Но в этот раз Кэмрин заговорила сама:
– Знаешь, малыш, я тут много читала о беременности и преимуществах грудного вскармливания. Меня не заботит, что об этом подумают другие. Я делаю то, что хочу и что считаю нужным.
– Значит, делай так, как считаешь нужным, – ответил я тогда.
Я сижу рядом с Кэмрин. Хорошо, что это решение она принимала самостоятельно, поставив меня перед фактом. Может, она ждала каких-то моих возражений. Но мне нечего возразить. Я приму любое ее решение.
– А еще я читала, что большинство малышей рождаются с голубыми глазами. Потом цвет меняется. Наверное, у нее будут твои зеленые глаза.
– Увидим, – отвечаю я, осторожно гладя головку малышки.
Мне не оторвать от них глаз: от моей прекрасной жены и моей драгоценной крошки. Я чувствую, что попал в новый мир, и яркостью красок он превзошел все мои ожидания. Честное слово, я думал, что уже не буду счастливее. Встреча с Кэмрин казалась мне пределом счастья.

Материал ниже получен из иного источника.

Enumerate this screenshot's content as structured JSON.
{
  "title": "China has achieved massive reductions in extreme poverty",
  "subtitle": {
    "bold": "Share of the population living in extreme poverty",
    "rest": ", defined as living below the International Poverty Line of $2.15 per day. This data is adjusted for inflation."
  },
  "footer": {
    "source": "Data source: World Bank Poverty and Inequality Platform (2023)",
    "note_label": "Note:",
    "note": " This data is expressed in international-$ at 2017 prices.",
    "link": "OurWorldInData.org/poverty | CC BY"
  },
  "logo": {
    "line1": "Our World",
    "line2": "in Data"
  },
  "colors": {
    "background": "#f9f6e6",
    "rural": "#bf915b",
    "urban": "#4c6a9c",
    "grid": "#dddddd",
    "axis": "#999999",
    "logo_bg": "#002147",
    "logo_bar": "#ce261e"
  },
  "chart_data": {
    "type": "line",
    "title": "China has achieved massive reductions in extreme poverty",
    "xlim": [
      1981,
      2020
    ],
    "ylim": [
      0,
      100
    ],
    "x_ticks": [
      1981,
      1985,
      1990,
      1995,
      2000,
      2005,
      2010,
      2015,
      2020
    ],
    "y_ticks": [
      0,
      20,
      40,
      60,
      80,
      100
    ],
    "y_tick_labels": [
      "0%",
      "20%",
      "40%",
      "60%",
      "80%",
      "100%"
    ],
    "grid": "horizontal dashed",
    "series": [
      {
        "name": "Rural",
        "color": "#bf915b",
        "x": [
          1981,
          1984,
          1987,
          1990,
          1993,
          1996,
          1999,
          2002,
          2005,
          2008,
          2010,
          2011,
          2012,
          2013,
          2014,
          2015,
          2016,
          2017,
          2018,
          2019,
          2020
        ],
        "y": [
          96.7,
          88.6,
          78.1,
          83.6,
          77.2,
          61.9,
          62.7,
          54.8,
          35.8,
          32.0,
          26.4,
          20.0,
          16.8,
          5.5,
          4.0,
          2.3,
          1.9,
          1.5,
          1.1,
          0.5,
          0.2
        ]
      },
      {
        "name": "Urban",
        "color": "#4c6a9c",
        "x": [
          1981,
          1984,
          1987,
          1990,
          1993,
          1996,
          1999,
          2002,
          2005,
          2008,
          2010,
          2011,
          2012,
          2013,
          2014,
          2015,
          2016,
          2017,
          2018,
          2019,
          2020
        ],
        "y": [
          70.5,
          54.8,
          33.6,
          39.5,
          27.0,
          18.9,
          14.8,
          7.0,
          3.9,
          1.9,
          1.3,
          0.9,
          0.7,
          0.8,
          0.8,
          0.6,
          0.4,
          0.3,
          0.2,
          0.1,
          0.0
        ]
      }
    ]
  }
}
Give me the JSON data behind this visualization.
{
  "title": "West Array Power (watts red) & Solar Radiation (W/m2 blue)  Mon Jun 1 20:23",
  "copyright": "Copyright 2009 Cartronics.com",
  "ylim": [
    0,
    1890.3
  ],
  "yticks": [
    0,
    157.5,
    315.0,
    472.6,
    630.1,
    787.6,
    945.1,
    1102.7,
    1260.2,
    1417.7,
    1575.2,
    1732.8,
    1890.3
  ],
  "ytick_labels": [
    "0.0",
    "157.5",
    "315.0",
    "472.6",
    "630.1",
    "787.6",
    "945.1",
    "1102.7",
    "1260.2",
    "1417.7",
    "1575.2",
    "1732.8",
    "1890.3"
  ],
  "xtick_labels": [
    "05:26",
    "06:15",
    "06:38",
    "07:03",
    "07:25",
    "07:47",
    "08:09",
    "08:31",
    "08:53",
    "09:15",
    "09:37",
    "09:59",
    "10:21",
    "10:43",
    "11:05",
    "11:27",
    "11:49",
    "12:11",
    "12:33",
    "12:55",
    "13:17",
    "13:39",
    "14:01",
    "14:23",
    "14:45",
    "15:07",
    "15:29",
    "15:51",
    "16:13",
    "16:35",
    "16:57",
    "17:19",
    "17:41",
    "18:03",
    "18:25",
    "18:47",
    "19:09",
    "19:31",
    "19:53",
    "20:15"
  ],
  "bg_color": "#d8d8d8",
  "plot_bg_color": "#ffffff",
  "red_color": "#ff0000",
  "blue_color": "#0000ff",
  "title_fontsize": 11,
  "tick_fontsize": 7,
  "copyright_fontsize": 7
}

По-моему, Кэмрин до сих пор не оправилась от потрясения.
– О чем задумалась? – спрашиваю я, не переставая улыбаться.
Кэмрин смотрит на меня, и ее усталые глаза теплеют.
– Ты был прав, – говорит она.
Малышка чмокает губками. Едва слышно, но я восприимчив к любому звуку, издаваемому нашей дочерью.
– Ты говорил, что в этот раз никакого выкидыша у меня не будет, – продолжает Кэмрин. – И что твоя опухоль не вернется. И все у нас будет отлично. Ты оказался прав. – Она оглядывается на малышку, осторожно проводит по крошечным черточкам бровей, затем снова смотрит на меня. – Спасибо за то, что был прав.
Я подхожу к ней, приподнимаю ее голову и целую.
Раздается негромкий стук. Дверь приоткрывается, и заглядывает моя мама.
– Входи смелее, – говорю я, приглашая ее в палату.
Широченная дверь открывается, и входит так много посетителей, что после Эйдана и Мишель я перестаю считать. Мишель, кстати, на шестом месяце.
Начинаются объятия и похлопывание по спине. При этом все косят глазом туда, где лежит наша крошка.
– Поздравляю, братишка! – Эйдан хлопает меня по спине. – Я так и думал, что ты меня опередишь.
Он поглаживает округлившийся живот Мишель. Та игриво отталкивает руку мужа и напоминает, что ее пупок не кнопка и нечего на него нажимать. Обняв меня, Мишель идет к Кэмрин.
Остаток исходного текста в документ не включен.